El aspecto político es sobre todo contextual, funciona como un gran telón de fondo encima del cual sucede la anécdota del profesor Francois, un catedrático universitario de la Sorbona experto en el escritor Joris Karl Huysmans. Este fue un autor que a finales del siglo XIX se convirtió al catolicismo como forma de refugio frente a un mundo que se alejaba del sentimiento religioso. 

Ese paralelismo entre el profesor y su objeto de estudio es constante a través de las 280 páginas de Sumisión

Pero la novela, más allá del ángulo electoral de la anécdota, carretea en buena parte de sus capítulos por la vida de Francois y sus reflexiones en primera persona: su hogar, sus relaciones con las mujeres (su exesposa y su novia alumna), su trabajo y el ambiente docente, su barrio (una zona de chinos en medio de París), su padre y su segunda esposa, su agrio divagar sobre la realidad circundante y su manía de mirar el cielo y el estado del tiempo para reflejar el divorcio o la súbita coincidencia entre la naturaleza y sus estados de ánimo. 
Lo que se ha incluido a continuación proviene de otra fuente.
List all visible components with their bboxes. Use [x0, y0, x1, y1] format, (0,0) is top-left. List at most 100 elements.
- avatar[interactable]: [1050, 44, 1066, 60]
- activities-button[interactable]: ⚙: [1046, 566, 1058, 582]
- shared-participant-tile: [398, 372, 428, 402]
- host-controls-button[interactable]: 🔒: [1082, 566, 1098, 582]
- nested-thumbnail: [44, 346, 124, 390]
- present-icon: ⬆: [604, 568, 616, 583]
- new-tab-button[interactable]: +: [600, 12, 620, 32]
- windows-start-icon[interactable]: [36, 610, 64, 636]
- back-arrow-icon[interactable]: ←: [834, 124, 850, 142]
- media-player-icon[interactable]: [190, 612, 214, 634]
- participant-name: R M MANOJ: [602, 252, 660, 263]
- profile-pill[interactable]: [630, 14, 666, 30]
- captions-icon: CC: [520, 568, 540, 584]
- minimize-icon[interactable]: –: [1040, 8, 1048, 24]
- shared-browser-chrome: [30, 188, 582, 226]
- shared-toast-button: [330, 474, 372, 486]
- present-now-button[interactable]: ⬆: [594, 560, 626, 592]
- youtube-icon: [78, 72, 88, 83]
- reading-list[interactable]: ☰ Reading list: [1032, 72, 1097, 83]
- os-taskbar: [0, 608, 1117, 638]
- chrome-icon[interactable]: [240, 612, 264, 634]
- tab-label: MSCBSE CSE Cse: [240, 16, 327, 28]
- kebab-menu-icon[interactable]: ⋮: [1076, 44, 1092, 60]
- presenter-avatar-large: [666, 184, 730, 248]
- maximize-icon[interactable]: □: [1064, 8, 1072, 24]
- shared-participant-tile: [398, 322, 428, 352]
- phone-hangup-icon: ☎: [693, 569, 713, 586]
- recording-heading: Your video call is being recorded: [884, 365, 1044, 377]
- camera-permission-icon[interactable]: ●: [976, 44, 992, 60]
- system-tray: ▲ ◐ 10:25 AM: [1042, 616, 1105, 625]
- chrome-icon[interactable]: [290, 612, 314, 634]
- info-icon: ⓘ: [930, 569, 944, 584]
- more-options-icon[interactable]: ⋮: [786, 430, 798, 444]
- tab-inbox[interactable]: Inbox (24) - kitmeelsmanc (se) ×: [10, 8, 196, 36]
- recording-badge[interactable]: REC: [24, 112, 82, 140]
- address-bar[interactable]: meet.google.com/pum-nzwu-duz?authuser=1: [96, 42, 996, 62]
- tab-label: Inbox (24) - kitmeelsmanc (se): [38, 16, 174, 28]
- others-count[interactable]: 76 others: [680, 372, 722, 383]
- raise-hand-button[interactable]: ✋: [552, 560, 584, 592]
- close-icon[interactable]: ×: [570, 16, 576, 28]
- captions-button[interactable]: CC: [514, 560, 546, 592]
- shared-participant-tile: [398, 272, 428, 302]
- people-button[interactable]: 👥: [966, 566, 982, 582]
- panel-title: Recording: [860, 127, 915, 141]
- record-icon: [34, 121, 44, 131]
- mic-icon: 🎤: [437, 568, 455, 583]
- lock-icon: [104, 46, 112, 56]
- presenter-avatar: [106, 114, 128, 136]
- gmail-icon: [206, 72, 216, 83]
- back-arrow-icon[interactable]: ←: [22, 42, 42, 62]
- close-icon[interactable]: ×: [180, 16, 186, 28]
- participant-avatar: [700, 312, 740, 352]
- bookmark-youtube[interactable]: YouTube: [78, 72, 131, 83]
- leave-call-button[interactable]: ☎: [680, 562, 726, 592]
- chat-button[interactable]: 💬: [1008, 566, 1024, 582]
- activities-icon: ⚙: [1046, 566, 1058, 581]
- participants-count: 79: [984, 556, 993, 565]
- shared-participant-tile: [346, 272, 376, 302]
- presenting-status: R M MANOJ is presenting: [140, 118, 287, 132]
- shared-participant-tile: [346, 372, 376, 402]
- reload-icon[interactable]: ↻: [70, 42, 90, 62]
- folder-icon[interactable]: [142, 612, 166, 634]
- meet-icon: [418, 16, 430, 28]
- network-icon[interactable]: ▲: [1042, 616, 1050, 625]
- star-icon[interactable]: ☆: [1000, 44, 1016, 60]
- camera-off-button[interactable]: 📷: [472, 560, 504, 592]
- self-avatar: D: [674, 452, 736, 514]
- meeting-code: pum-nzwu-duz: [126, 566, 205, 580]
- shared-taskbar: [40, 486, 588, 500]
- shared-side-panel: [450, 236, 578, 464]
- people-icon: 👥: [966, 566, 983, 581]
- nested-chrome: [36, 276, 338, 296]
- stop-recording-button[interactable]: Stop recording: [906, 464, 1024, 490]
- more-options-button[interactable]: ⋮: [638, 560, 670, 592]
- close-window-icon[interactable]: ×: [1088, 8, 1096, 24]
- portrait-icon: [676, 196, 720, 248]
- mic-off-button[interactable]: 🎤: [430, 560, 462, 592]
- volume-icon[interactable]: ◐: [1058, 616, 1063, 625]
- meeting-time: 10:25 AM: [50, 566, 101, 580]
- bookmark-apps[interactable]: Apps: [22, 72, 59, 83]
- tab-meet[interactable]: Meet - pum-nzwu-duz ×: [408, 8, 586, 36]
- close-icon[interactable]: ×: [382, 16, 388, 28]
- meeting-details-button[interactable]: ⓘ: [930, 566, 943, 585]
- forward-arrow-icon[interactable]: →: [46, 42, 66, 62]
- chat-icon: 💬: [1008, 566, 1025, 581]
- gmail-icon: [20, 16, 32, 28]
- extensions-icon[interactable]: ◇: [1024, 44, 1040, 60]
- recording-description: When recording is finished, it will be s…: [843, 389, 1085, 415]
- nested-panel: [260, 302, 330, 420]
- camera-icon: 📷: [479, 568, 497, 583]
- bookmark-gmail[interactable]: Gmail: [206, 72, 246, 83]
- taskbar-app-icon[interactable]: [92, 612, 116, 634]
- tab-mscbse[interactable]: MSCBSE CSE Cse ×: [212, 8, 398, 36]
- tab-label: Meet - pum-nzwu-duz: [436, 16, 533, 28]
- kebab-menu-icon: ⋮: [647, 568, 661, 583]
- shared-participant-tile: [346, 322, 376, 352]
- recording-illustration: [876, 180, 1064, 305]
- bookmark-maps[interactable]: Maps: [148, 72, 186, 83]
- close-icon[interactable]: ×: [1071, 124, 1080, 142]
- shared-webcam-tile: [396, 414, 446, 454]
Houellebecq revolotea y pica su aguijón sobre la idea de una Francia que culmina su crisis sobre los valores liberales heredados de la revolución de 1789 y decide cambiar de credo por motivos más bien prácticos.

Francois tiene amigos que no son verdaderos amigos, sino colegas que en el fondo lo miran con desconfianza y recelo. Su vida sentimental es un desastre. Toma buen vino, como buen francés, pide sushi al delivery, su casa es confortable, tiene buen sexo con su novia, pero solo Huysmans y su decisión radical de convertirse lo emocionan. Francois viaja en tren en el cómodo TGV de alta velocidad y la naturaleza pasa a su lado con veloz indiferencia. Está divorciado de todo. Intenta internarse en un monasterio pero no resiste. 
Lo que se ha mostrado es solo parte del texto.